Джеймс не мог шевельнуться, он сглотнул комок:
— И почему я все должен делать сам?
Сержант Пай вытянул свой штык, сделал выпад и ударил в шею испанскую гнедую. Другие, испугавшись, отпрянули и заржали. Гнедая кобыла упала на колени, задрав голову — недоуздок тянул ее вверх. Из раны хлынула кровь, обильно увлажнив грязь под ногами. Заскрипела кожа, затрещали ремни сбруи. Лошадь завалилась на бок, с силой ударившись головой о землю. Она лежала, открытые глаза глядели слепо, из ноздрей пузырями шла кровь.
— Вот так. Продолжай.
Джеймс непроизвольно сжал и разжал кулаки.
— Что, кишка тонка? — осклабился Пай. — Так я и думал, размазня.
— Сэр.
Джеймс вытащил штык. Пай, не глядя на него, направился к костлявому пегому мерину.
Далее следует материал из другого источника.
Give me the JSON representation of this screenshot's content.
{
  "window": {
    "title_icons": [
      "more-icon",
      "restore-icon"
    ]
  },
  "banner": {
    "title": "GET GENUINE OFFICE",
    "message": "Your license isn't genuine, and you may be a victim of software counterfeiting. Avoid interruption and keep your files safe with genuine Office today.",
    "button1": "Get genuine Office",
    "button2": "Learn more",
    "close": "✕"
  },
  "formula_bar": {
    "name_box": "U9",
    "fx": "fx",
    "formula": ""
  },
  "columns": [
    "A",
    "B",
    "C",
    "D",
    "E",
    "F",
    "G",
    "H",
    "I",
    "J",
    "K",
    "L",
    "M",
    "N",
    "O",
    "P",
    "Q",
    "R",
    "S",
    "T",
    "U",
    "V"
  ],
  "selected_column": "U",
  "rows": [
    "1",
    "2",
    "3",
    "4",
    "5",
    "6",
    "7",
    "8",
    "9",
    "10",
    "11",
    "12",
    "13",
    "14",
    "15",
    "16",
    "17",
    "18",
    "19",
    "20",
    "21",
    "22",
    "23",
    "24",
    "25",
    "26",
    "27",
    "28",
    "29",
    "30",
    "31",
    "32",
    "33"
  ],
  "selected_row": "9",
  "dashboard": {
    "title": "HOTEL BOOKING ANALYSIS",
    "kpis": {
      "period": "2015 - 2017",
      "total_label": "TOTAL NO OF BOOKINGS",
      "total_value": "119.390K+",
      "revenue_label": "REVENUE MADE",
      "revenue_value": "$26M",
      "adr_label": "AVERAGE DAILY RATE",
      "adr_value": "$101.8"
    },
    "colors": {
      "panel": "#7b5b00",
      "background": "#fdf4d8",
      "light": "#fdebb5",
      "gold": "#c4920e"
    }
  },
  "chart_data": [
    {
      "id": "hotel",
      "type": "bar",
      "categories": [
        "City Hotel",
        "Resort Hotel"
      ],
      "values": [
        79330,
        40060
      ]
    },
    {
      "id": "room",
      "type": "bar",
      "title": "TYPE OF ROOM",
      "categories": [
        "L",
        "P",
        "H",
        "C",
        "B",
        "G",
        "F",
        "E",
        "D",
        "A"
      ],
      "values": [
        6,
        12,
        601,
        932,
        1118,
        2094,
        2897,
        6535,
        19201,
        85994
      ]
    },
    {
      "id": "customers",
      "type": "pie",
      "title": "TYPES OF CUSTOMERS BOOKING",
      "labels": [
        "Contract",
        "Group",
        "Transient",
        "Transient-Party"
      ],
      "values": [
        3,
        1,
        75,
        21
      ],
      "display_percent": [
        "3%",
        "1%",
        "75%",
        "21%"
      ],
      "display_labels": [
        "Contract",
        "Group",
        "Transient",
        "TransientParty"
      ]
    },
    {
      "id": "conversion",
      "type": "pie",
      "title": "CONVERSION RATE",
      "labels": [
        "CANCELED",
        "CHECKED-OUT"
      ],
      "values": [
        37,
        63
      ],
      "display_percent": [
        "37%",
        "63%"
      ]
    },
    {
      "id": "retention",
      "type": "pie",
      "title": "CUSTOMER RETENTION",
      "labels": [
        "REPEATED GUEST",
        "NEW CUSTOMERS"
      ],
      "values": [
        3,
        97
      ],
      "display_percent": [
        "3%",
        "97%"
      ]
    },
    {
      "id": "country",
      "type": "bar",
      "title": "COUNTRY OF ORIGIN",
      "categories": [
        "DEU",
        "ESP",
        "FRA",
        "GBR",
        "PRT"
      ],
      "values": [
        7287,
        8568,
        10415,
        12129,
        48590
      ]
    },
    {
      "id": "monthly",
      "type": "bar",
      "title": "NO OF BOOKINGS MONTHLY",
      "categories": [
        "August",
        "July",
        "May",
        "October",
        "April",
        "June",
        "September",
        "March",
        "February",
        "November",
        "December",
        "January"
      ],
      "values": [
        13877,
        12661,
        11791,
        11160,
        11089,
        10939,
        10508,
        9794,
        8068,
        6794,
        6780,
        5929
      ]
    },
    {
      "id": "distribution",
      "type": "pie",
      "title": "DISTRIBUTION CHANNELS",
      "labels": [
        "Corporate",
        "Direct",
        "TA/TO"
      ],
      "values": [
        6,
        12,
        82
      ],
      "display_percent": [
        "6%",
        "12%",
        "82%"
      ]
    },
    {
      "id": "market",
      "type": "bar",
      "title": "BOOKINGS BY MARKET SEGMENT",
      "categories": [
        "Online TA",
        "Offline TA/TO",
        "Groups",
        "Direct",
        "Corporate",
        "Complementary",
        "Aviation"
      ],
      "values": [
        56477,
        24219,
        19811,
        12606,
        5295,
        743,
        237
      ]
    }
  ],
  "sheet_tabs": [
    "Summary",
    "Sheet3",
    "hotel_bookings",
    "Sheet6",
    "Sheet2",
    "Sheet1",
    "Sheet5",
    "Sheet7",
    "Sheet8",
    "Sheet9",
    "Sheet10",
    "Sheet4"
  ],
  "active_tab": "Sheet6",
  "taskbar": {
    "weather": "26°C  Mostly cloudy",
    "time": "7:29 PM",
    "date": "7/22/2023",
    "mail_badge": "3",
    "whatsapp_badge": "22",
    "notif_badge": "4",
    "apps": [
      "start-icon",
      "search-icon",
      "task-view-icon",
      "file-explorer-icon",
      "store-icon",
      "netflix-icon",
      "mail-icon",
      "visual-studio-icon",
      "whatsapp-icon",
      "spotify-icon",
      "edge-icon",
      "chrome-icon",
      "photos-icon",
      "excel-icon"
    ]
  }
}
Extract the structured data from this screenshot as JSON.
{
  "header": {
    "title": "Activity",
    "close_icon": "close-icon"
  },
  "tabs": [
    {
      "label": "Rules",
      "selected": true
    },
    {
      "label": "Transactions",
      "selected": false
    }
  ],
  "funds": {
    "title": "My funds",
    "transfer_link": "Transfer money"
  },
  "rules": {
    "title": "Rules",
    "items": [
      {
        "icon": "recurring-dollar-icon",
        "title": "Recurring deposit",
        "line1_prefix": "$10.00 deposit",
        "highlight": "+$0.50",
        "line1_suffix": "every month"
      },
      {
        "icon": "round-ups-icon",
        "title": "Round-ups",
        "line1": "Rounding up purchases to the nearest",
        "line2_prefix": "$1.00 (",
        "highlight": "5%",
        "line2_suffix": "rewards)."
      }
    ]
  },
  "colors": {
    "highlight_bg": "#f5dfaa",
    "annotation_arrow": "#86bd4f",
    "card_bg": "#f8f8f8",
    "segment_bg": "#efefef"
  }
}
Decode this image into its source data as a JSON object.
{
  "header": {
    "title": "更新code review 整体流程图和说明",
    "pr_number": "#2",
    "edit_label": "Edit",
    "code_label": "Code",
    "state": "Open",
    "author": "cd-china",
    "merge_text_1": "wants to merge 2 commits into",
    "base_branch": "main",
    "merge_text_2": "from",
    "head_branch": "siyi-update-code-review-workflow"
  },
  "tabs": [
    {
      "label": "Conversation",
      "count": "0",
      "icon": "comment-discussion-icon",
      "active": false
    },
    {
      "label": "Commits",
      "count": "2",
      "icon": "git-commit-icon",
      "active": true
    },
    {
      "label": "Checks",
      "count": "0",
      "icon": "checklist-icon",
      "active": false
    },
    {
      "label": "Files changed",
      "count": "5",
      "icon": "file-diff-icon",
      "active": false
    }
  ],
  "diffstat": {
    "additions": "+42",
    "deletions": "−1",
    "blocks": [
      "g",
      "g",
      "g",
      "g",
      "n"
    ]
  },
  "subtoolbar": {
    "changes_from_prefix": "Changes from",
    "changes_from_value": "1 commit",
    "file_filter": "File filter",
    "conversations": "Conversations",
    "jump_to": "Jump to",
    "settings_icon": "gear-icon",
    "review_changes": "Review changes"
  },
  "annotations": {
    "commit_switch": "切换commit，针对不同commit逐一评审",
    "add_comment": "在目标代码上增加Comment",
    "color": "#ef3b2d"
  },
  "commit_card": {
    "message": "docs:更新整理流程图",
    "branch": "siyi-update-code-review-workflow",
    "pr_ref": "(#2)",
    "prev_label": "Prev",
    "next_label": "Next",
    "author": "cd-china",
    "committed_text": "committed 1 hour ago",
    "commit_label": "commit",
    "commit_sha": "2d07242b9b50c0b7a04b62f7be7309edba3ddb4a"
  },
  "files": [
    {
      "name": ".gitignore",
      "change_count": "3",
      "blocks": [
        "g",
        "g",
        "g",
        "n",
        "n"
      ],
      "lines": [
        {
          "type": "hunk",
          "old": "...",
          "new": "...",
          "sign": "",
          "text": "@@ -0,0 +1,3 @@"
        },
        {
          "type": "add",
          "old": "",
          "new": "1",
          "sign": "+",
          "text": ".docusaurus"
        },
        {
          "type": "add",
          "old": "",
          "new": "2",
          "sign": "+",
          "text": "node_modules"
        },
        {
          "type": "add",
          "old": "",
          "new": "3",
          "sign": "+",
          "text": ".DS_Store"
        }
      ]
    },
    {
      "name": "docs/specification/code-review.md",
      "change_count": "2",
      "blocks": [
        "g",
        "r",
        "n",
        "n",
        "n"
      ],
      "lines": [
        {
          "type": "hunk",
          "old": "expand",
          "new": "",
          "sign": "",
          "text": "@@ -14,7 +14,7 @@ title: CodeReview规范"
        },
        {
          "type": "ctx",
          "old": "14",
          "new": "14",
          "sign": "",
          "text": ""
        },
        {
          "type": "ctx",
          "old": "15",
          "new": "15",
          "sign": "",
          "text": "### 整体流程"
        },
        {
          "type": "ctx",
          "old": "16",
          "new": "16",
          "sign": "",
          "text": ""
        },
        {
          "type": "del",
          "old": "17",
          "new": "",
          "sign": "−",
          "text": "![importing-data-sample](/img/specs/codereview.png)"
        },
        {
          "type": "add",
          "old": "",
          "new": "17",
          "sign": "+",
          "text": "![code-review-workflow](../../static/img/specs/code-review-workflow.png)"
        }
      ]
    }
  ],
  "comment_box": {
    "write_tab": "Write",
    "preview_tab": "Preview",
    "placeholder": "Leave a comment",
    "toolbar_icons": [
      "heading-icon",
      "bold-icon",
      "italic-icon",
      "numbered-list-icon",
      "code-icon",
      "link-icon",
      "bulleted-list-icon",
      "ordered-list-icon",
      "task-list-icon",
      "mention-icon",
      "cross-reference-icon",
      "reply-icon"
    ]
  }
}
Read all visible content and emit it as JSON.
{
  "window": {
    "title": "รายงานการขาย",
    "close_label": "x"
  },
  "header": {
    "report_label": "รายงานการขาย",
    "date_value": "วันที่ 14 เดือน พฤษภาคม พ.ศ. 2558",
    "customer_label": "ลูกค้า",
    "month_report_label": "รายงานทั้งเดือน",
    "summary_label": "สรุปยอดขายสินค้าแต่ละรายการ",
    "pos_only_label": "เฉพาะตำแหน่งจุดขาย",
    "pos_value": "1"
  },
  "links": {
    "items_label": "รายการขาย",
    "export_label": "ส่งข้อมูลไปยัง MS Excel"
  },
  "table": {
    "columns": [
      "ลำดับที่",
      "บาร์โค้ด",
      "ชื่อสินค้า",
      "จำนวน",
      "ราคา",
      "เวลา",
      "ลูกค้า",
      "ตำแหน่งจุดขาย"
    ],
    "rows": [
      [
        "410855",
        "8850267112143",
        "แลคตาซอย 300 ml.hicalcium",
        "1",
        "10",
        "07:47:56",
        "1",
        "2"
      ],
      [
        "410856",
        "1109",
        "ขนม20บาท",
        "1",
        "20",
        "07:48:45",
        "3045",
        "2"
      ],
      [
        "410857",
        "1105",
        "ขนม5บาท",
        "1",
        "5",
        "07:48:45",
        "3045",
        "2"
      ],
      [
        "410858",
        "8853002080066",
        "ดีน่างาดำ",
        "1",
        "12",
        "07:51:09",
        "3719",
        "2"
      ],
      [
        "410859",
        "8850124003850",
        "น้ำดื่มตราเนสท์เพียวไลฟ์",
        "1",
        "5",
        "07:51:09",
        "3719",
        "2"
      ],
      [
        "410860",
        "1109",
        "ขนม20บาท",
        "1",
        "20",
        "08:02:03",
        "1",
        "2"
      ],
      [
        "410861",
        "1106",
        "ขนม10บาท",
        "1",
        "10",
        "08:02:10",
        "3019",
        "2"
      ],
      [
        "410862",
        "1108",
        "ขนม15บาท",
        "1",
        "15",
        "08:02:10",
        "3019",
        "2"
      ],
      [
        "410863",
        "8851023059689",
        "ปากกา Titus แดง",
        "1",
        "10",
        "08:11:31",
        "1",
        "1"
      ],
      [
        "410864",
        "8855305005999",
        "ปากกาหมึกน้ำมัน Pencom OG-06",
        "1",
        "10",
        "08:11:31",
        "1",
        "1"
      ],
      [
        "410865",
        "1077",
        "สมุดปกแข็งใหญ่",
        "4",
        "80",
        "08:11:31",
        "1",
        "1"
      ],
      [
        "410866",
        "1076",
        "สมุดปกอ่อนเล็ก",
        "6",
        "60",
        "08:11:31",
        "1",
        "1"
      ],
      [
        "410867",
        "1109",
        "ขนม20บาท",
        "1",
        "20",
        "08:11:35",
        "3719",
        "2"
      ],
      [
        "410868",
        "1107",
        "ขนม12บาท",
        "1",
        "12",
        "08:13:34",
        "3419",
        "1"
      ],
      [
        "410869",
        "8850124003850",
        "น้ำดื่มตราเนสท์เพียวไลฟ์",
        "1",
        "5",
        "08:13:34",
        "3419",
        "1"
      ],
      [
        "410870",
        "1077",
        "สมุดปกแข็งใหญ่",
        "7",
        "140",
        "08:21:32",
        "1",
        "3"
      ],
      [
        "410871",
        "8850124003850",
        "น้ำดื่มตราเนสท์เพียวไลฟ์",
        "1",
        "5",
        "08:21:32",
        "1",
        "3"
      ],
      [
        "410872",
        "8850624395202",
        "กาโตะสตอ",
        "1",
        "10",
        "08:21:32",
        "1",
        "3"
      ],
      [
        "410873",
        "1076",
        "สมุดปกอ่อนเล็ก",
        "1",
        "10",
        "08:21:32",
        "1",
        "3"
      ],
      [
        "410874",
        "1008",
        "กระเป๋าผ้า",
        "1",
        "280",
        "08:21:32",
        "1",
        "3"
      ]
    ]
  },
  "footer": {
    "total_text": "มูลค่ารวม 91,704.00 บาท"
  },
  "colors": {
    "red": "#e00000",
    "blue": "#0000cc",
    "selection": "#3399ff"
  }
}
Теперь, когда Джеймс решился, проделать задуманное было совсем просто. Проще, чем он ожидал. Он шагнул вперед, переступив через голову гнедой кобылы:
— Сэр.
Пай обернулся к нему, скривил рот, собираясь что-то сказать, но Джеймс придержал его за плечо и вонзил штык. Сначала он ощутил сопротивление — шерстяная ткань, полотно, кожа, мышцы, а потом вдруг что-то мягкое внутри, сержант будто оказался пустотелым. Пай открыл рот. Джеймс увидел почерневшие зубы и красные десны. Он протолкнул штык вверх и провернул. Сержант вытаращил глаза с желтыми, в прожилках белками. Зрачки расширились и стали огромными.
Джеймсу приходилось убивать и прежде, но он делал это по необходимости, зная, что выполняет свой долг. Никогда еще он не убивал человека вот так, стоя к нему вплотную, ощущая теплую кровь на руках и чувствуя дыхание на своем лице. Сержант осел, упал на колени, штык выскочил. Джеймс отступил на шаг. Пай рухнул вперед, с грохотом ударившись оземь. Он упал лицом в грязь как был, с разинутым ртом и открытыми глазами.
Джеймс освободил лошадей и пошел прочь. Он не стал спускаться к остальным, а сделал петлю по склону и свернул в сторону. Штык цеплялся, звенел о камни, и он его бросил. Добравшись до берега, он содрал с ног ошметки башмаков; гетры свалились сами. Босой, он уходил прочь от Ла-Коруньи, прочь от армии, от крови и мыслей о доме. Разве мог он теперь даже думать о нем? Разве можно везти туда с собой весь этот груз? Волны бились о берег слева от него, суша темнела справа. Так он брел, покуда не скрылись из виду корабельные огни и не затихли голоса, уступив место крикам ночных птиц и плеску волн. Джеймс стащил одежду — выгоревший, в пятнах мундир, грязные панталоны, вонючую рубаху, которая липла к спине и кишела вшами, — и вошел в мерцающую воду.